2 giugno 2020

da Se una notte d’inverno un viaggiatore



Marc Chagall, Il viaggiatore, 1917. Grafite e acquerello su carta, 38,1 x 48,7 cm, Sam and Ayala Zacks Collection.
da Se una notte d’inverno un viaggiatore

Io sono l'uomo che va e viene tra il bar e la cabina telefonica. Ossia; quell'uomo si chiama «io» e non sai altro di lui, così come questa stazione si chiama soltanto «stazione» e al di fuori di essa non esiste altro che il segnale senza risposta d'un telefono che suona in una stanza buia d'una città lontana. Riattacco il ricevitore, attendo lo scroscio di ferraglia giù per la gola metallica, ritorno a spingere la porta a vetri, a dirigermi verso le tazze ammucchiate ad asciugare in una nuvola di vapore. Le macchine-espresso nei caffè delle stazioni ostentano una loro parentela con le locomotive, le macchine espresso dì ieri e di
oggi con le locomotive e i locomotori di ieri e di oggi. Ho un bell'andare e venire, girare e dar volta: sono preso in trappola, in quella trappola atemporale che le stazioni tendono
immancabilmente. Un pulviscolo di carbone ancora aleggia nell'aria delle stazioni dopo tanti anni che le linee sono state tutte elettrificate, e un romanzo che park di treni e stazioni non può non trasmettere quest'odore di fumo. E già da un paio di pagine che stai andando avanti a leggere e sarebbe ora che ti si dicesse chiaramente se questa a cui io sono sceso da un treno in ritardo è una stazione d'una volta o una stazione d'adesso; invece le frasi continuano a muoversi nell'indeterminato, nel grigio, in una specie di terra di nessuno dell'esperienza ridotta al minimo comune denominatore. Sta' attento: è certo un sistema per coinvolgerti a poco a poco, per catturarti nella vicenda senza che te ne renda conto: una trappola. O forse l'autore è ancora indeciso, come d'altronde anche tu lettore non sei ben sicuro di cosa ti farebbe più piacere leggere: se l'arrivo a una vecchia stazione che ti dia il senso d'un ritorno all'indietro, d'una rioccupazione dei tempi e dei luoghi perduti, oppure un balenare di luci e di suoni che ti dia il senso d'essere vivo oggi, nel modo in cui oggi si crede faccia piacere essere vivo.

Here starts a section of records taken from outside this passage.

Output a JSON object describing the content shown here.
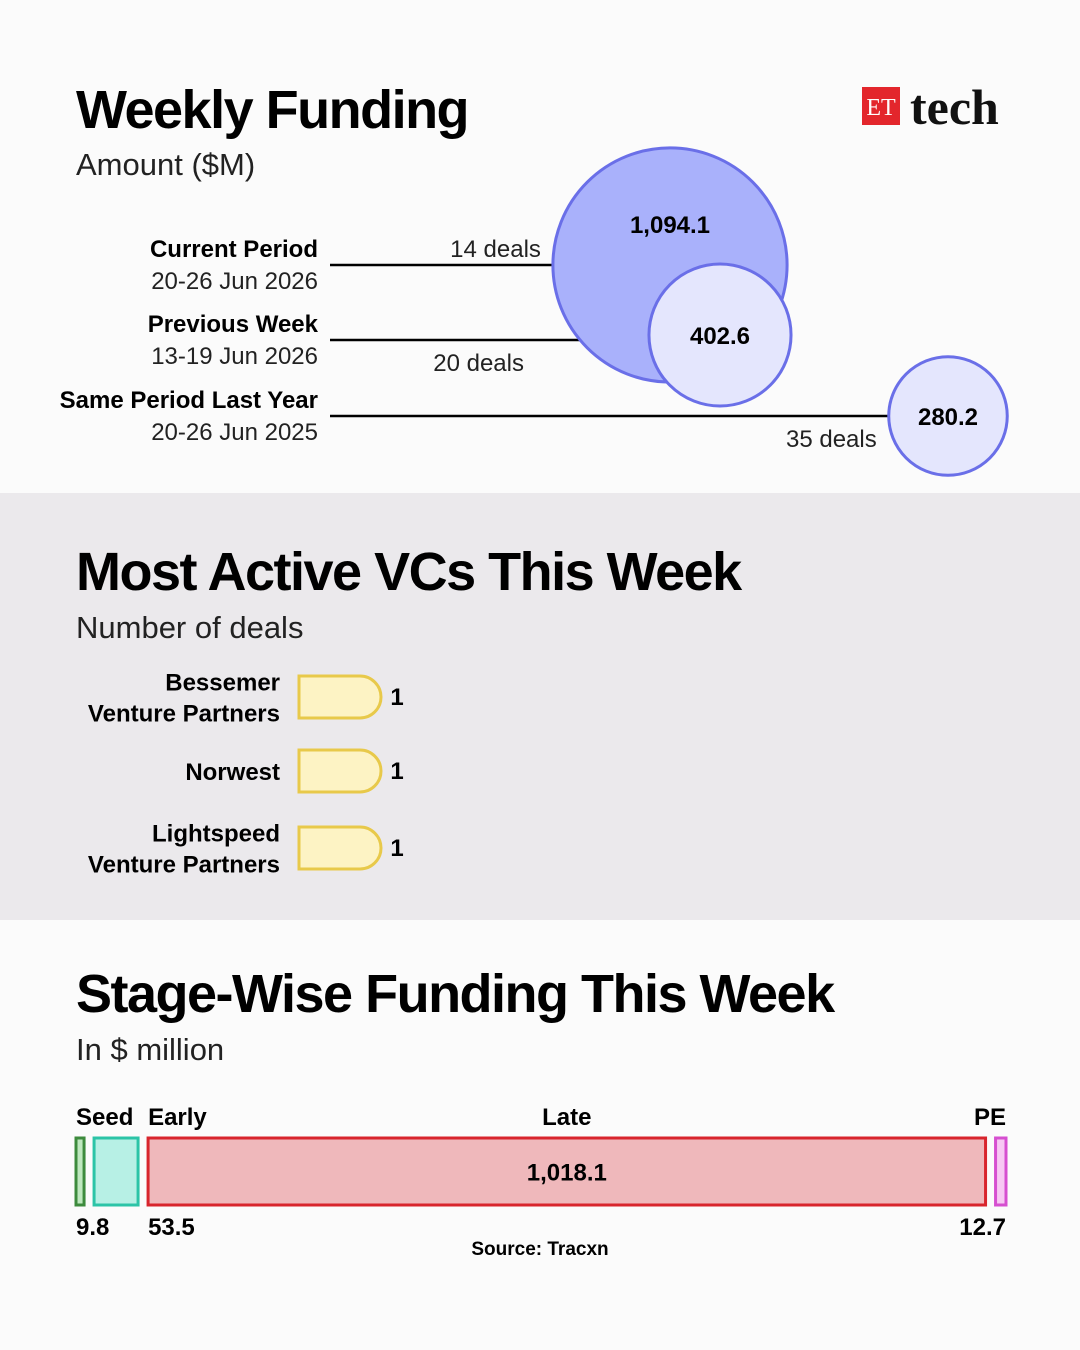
{
  "logo": {
    "mark": "ET",
    "text": "tech"
  },
  "chart_data": [
    {
      "type": "bubble",
      "title": "Weekly Funding",
      "subtitle": "Amount ($M)",
      "categories": [
        "Current Period",
        "Previous Week",
        "Same Period Last Year"
      ],
      "periods": [
        "20-26 Jun 2026",
        "13-19 Jun 2026",
        "20-26 Jun 2025"
      ],
      "deal_labels": [
        "14 deals",
        "20 deals",
        "35 deals"
      ],
      "values": [
        1094.1,
        402.6,
        280.2
      ],
      "value_labels": [
        "1,094.1",
        "402.6",
        "280.2"
      ],
      "colors": [
        "#a9b1fb",
        "#e4e6fd",
        "#e4e6fd"
      ],
      "stroke": "#6a6fe8"
    },
    {
      "type": "bar",
      "title": "Most Active VCs This Week",
      "subtitle": "Number of deals",
      "categories": [
        [
          "Bessemer",
          "Venture Partners"
        ],
        [
          "Norwest"
        ],
        [
          "Lightspeed",
          "Venture Partners"
        ]
      ],
      "values": [
        1,
        1,
        1
      ],
      "color": "#fdf3c4",
      "stroke": "#e8c94a"
    },
    {
      "type": "stacked_bar",
      "title": "Stage-Wise Funding This Week",
      "subtitle": "In $ million",
      "categories": [
        "Seed",
        "Early",
        "Late",
        "PE"
      ],
      "values": [
        9.8,
        53.5,
        1018.1,
        12.7
      ],
      "value_labels": [
        "9.8",
        "53.5",
        "1,018.1",
        "12.7"
      ],
      "colors": [
        "#bfe8bf",
        "#b7f0e5",
        "#efb8bb",
        "#f7c8f3"
      ],
      "strokes": [
        "#3d8b3d",
        "#2cc4a7",
        "#d8252d",
        "#d64fd0"
      ],
      "source": "Source: Tracxn"
    }
  ]
}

Questo bar (o «buffet della stazione»
come viene pure chiamato) potrebbero esser stati i miei occhi, miopi o irritati, a vederlo sfocato e nebbioso mentre invece non è escluso che sia saturo di luce irradiata da tubi colore del lampo e riflessa da specchi in modo da colmare tutti gli anditi e gli interstizi, e lo spazio senza ombre straripi di musica a tutto volume che esplode da un vibrante apparecchio uccidi-silenzio, e i biliardini e gli altri giochi elettrici simulanti corse ippiche e cacce all'uomo siano tutti in azione, e ombre colorate nuotino nella trasparenza d'un televisore e in quella d'un acquario di pesci tropicali rallegrati da una corrente verticale di bollicine d'aria. E il mio braccio non regga una borsa a soffietto, gonfia e un po' logora, ma spinga una valigia quadrata di materia plastica rigida munita di piccole ruote, manovrabile con un bastone metallico cromato e pieghevole.